Следователь долго сличал изображение с оригиналом.
— Устал, — сказал Юра. — Только что из Зоны. Спал сорок минут.
— Был обязан убедиться. Чаю, кофе?
— Лучше не надо, сомлею. Давайте быстро к делу. Что с Алёной?
— Быстро не получится, Юрий Иванович. Придётся сначала формальности…
Формальности заняли почти полчаса.
— Итак, ваши отношения с Алёной Вячеславовной были достаточно близкие?
— Да. Я ей сделал предложение.
— Она отказала.
— Не совсем. Просто чуть позже мы поссорились. Потом я узнал, что она переехала в Отрыв, и перевёлся поближе к ней.
— С какой целью?
— Эм… Чтобы чаще встречаться.
— Вы уже помирились?
— Да.
— Когда произошли разрыв и примирение?
— Это важно?
— Да.
— Разрыв — двадцать шестого июля. Примирение — две недели назад.
— А когда вы её видели в последний раз?
— Пятнадцатого июля.
— То есть помирились вы?..
— По телефону.
— Ещё раз: с пятнадцатого июля вы Елену Вячеславовну не видели?
— Нет. Я пытался с ней встретиться, но всё время мы ухитрялись чуть-чуть разминуться.
— То есть — вот чтобы я точно понял: после пятнадцатого вы её глазами не видели?
— Не видел. Только слышал.
— Вы уверены, что разговаривали именно с ней?
— Да.
— Вы знаете, что уже можно подделать голос, манеру говорить, интонации, темы — в общем, всё? Вы проболтаете с программой всю ночь, а будете уверены, что разговариваете с женой.
— Я знаю, что такое возможно, но… В общем, тот, кто писал бы опорные темы, должен был бы знать обо мне всё.
— Это нетрудно.
— Да, но… Зачем?
— Пока не знаю. Просто отметим этот факт: последняя встреча пятнадцатого июля. Давайте перейдём к другой теме. Вы знали, чем занимается ваша невеста?
— Да.
— То есть её участие в контрабандных перевозках для вас не секрет?
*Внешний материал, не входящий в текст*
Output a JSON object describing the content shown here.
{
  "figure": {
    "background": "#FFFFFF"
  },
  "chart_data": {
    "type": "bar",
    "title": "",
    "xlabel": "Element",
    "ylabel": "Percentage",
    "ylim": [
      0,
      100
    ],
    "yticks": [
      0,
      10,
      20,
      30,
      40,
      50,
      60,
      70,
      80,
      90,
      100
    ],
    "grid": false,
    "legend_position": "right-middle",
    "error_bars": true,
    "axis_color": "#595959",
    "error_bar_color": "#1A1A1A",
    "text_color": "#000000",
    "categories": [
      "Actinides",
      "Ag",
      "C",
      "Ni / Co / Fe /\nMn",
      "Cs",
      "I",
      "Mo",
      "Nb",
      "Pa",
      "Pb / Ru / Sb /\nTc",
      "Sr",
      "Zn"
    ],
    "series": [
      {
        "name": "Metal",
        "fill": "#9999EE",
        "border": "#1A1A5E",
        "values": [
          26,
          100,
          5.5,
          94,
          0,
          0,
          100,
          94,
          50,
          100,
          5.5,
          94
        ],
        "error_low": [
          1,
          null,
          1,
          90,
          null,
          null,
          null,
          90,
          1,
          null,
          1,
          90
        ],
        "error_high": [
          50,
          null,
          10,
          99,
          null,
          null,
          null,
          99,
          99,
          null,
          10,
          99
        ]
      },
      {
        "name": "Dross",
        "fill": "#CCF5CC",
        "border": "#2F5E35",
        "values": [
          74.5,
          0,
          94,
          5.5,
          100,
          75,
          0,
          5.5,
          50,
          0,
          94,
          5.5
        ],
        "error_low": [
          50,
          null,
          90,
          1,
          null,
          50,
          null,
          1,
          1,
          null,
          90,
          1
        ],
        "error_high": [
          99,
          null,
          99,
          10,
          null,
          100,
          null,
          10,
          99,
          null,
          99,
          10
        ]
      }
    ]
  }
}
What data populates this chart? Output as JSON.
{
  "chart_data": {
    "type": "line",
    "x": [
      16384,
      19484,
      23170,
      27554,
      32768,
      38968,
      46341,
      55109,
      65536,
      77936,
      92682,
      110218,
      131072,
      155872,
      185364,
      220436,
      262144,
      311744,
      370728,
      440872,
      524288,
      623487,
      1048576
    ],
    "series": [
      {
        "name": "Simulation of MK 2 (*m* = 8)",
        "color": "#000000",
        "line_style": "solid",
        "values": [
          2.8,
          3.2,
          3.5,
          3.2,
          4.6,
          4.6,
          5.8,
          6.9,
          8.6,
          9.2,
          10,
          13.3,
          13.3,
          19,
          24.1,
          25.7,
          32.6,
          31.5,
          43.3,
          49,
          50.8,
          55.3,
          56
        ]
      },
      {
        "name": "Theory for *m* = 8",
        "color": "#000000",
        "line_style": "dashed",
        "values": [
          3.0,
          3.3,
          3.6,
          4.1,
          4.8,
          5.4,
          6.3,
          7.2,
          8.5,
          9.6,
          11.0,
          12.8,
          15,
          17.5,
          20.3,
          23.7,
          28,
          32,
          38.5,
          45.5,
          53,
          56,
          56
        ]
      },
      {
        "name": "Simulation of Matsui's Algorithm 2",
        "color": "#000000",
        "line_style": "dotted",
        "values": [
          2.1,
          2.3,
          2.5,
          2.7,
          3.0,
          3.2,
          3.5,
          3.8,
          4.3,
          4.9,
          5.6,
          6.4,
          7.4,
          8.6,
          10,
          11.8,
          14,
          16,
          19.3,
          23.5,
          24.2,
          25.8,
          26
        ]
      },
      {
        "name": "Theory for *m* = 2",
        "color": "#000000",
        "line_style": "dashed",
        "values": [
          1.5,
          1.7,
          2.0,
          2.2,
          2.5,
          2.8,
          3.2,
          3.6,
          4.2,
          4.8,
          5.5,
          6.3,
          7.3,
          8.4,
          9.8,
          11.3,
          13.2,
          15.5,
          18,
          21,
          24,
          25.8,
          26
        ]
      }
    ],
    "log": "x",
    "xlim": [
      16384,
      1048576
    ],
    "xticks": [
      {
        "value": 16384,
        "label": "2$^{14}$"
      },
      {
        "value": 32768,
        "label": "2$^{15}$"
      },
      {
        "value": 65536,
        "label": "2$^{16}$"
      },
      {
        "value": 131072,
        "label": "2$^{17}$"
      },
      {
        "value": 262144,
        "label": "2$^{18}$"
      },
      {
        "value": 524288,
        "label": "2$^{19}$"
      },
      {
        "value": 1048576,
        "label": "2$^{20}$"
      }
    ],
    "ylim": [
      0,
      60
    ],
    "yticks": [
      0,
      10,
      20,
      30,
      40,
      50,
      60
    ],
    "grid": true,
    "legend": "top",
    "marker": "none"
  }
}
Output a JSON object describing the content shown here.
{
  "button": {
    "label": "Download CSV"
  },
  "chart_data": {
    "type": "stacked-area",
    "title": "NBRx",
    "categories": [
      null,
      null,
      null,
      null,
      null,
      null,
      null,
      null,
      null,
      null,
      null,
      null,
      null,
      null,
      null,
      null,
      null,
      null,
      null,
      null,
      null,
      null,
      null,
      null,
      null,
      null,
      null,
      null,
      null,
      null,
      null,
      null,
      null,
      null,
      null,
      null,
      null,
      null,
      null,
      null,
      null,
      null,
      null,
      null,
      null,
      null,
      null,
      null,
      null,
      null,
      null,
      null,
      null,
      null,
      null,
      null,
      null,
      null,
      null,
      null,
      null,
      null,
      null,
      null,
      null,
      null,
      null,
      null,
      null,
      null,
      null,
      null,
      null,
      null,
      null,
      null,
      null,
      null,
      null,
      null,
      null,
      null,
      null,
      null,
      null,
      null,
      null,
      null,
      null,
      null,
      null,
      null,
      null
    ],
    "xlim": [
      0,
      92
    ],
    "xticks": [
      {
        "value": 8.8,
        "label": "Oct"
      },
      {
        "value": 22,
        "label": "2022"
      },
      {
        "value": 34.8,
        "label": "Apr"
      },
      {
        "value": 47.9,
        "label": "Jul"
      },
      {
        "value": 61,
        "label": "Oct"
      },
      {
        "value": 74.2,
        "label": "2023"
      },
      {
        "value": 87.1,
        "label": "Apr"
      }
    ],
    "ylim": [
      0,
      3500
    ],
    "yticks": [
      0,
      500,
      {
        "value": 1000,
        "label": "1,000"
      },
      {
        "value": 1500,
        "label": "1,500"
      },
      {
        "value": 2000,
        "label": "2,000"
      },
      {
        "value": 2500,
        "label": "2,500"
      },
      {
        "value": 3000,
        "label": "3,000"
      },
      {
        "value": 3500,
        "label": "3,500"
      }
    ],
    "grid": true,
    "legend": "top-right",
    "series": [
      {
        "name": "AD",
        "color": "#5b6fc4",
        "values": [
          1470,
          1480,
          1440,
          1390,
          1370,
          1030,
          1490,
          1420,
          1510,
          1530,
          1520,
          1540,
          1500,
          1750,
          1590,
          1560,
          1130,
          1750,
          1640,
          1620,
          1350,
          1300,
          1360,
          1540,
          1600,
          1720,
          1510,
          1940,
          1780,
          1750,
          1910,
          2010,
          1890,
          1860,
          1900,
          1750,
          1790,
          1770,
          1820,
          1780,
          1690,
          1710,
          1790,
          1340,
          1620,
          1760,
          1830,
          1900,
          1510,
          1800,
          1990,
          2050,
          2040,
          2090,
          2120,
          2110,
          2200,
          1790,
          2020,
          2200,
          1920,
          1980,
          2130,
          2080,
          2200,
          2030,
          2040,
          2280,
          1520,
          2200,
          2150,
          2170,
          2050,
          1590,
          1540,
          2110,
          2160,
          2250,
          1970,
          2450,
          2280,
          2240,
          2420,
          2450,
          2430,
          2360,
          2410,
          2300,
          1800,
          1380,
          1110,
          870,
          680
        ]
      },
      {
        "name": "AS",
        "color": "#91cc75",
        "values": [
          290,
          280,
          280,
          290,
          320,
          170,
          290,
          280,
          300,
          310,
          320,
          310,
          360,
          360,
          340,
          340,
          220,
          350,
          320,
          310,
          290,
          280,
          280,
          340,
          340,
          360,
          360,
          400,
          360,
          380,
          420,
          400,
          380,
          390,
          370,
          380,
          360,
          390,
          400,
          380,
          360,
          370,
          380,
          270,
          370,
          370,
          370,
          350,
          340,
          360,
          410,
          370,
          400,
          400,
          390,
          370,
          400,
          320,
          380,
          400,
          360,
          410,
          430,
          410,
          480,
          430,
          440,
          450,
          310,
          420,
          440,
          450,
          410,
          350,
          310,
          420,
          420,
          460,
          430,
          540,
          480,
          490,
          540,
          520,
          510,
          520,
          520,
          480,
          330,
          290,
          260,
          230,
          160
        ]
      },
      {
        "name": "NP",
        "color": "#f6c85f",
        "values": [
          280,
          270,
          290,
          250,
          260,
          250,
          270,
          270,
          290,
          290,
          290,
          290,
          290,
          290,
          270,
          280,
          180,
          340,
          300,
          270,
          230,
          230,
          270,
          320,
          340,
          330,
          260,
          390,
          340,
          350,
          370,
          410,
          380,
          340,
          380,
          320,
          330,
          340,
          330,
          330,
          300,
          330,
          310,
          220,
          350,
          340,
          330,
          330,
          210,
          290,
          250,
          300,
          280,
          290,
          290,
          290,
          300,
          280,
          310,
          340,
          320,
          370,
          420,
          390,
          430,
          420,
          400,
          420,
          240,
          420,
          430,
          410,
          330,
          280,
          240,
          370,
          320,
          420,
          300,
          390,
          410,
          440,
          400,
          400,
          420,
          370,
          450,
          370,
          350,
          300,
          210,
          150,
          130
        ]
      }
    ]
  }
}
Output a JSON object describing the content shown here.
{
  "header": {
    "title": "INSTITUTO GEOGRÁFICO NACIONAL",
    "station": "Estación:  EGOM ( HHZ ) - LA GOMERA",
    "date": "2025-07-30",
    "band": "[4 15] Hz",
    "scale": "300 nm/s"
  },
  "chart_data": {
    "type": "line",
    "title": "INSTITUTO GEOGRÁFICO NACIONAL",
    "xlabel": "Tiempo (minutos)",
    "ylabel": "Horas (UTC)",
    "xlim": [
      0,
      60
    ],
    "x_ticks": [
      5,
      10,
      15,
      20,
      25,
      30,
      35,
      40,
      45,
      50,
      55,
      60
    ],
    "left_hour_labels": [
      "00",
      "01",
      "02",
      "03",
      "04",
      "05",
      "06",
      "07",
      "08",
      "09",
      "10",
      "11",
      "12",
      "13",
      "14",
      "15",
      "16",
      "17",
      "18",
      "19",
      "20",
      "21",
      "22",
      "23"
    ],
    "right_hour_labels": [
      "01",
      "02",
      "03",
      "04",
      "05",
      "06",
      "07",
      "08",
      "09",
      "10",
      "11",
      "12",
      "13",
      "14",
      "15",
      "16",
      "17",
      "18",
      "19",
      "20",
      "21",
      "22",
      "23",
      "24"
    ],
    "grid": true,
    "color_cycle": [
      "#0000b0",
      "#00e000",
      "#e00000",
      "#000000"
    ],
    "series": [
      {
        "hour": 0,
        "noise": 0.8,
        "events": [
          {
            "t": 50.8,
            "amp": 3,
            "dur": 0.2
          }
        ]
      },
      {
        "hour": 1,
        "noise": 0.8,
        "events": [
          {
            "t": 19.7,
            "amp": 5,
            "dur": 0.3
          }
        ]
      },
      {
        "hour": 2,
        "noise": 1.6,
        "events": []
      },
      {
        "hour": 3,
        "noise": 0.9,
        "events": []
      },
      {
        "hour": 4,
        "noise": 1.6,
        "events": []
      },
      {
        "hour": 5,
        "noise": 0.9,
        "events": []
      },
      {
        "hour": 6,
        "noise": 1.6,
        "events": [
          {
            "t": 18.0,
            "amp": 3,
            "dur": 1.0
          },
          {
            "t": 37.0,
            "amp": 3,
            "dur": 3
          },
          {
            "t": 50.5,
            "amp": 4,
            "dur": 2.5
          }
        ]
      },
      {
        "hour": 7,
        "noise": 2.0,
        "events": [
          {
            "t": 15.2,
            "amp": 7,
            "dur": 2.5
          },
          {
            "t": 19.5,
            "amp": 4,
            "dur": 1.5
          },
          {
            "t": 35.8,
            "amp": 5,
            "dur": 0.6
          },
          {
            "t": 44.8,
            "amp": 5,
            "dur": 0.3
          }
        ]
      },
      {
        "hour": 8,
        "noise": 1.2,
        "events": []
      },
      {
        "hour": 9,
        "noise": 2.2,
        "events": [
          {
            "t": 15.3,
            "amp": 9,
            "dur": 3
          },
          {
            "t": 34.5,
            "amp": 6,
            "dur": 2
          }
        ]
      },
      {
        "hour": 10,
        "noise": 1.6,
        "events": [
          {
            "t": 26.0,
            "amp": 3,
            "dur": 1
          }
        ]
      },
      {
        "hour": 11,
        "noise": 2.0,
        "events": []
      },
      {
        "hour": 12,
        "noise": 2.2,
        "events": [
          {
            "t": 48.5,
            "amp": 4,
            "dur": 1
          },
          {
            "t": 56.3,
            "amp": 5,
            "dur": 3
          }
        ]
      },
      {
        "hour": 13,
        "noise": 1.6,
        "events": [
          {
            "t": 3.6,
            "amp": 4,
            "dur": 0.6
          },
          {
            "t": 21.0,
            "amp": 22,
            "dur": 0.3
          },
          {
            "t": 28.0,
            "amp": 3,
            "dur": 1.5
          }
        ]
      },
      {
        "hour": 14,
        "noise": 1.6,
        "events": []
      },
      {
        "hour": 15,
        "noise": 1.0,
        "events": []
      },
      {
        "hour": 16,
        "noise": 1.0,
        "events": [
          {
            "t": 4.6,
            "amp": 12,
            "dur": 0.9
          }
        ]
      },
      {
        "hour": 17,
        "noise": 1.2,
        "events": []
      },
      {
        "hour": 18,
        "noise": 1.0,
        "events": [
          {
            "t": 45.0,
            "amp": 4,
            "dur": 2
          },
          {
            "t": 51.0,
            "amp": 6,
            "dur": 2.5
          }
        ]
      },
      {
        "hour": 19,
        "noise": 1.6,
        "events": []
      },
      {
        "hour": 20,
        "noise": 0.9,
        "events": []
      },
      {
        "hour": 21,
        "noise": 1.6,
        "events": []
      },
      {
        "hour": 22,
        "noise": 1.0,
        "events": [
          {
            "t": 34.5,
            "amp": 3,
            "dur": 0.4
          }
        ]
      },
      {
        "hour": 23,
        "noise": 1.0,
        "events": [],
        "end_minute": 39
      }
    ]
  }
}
— Не сразу, и узнал я об этом не от неё.
— А от кого?
— От моего прежнего начальника.
— И как вы к этому отнеслись?
— Ну, во-первых, она этим занималась не совсем по своей воле. Во-вторых, я никогда не считал контрабанду преступлением. Так, мелкое правонарушение, не более.
— Даже наркотиков?
— Нет, это отдельная тема.
— То есть перевозку наркотиков вы осуждаете?
— Осуждаю.
— Что такое «спираль», вы знаете?
— Уточните вопрос.
— Наркотическое вещество «спираль»?
— Я о нём слышал. Нечто, добываемое в Зоне. Сам дела не имел, свойств не знаю.
— Наркотик, не обнаруживаемый никакими способами. Скорее галлюциноген, но есть и другие эффекты. Правда не знаете?
— Правда.
— Врёте ведь, — сказал Подпятый. — Я всегда знаю, когда врут. А зачем врёте?..
— Этого, получается, не знаете. Я не вру. Я сказал вам то, в чём совершенно уверен. А слухи и сплетни… какой смысл?